The sculptures in The Poignancy of Absence feature native New Zealand birds atop branches, their bills suggestively in reach of New Zealand’s iconic Kōwhai flower. Like a caricature, Dibble’s birds are instantly recognisable though greatly abbreviated, as they have been condensed down to their lively essence: the fan-like spread of the Pīwakawaka’s tail, the elegantly curved bill of the Huia, and the long straight tail of the Tui, referencing its direct flight.
Birds have been a recurring motif in Dibble’s practice for over a decade, darting in and out of his sculptures as a real bird might. Previous series have seen bronze birds perched on immense geometric forms in Corten steel, as if playfully desecrating the great minimalist sculptures by Richard Serra or Donald Judd. Dibble’s most recent works represent a shift to a more solemn tone. The Huia, in particular, resonates with Dibble. The Palmerston North foundry run by the artist is close to the Tararua Ranges, where the last sighting of the native wattle bird was recorded in 1907. Once prized by Māori and settlers alike for their white tipped tail feathers, the Huia faced inexorable extinction caused by widespread deforestation and over hunting. The Huia is a morality tale for colonial exploit and environmental neglect. Dibble resurrects the lost bird, instilling his oversize bronze Huia with an inherent duality: at once omen and tribute.
This duality is underscored by the artist’s masterful grasp of bronze, a medium both wholly malleable in its liquid form, and indelible when solid. This is most discernible in Waterfall, 2018, where Dibble captures the viscous fluidity of molten bronze to form the cascading water, and contrasts it with a solid slab cliff recalling an ingot. Dibble’s concern with the materiality of his chosen medium is shared with European modernist sculptors Henry Moore and Barbara Hepworth, and situates his practice alongside those who endeavour to maintain simplicity and truth to material. The Tui and Huia studies further explore the possibilities of bronze, incorporating negative space. A void becomes a wing, or belly, as curved cavities articulate the birds’ anatomies in an otherwise paraphrased form.

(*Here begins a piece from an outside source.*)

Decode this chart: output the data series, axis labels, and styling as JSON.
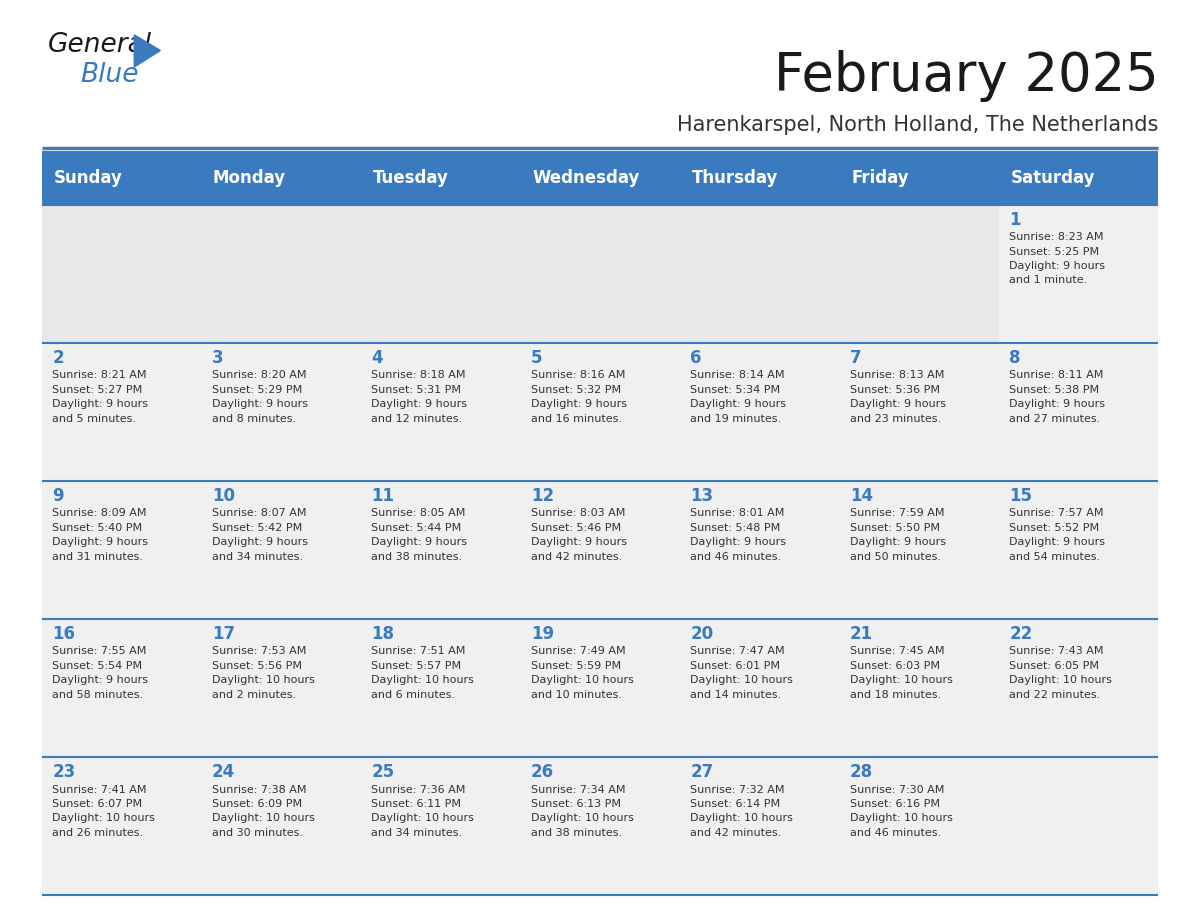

Dibble’s bronze is patinated a sombre brown, which offsets the 24-carat gilding of his Kōwhai, akin to the riotous dumping of yellow in the otherwise uniform New Zealand bush. Kōwhai are our national herald of Spring, bursting into flower and providing nectar for our native birds. Once included in a poem lamenting the loss of New Zealand’s flora and fauna by statesman William Pember Reeves, the Kōwhai in Dibble’s sculptures are a lively celebration of their endurance. Much like a bouquet of flowers gifted to express condolences, Dibble’s gold flowers become gestures to the birds they accompany: a rally cry to conservation, and a lasting tribute to our New Zealand ecosystem.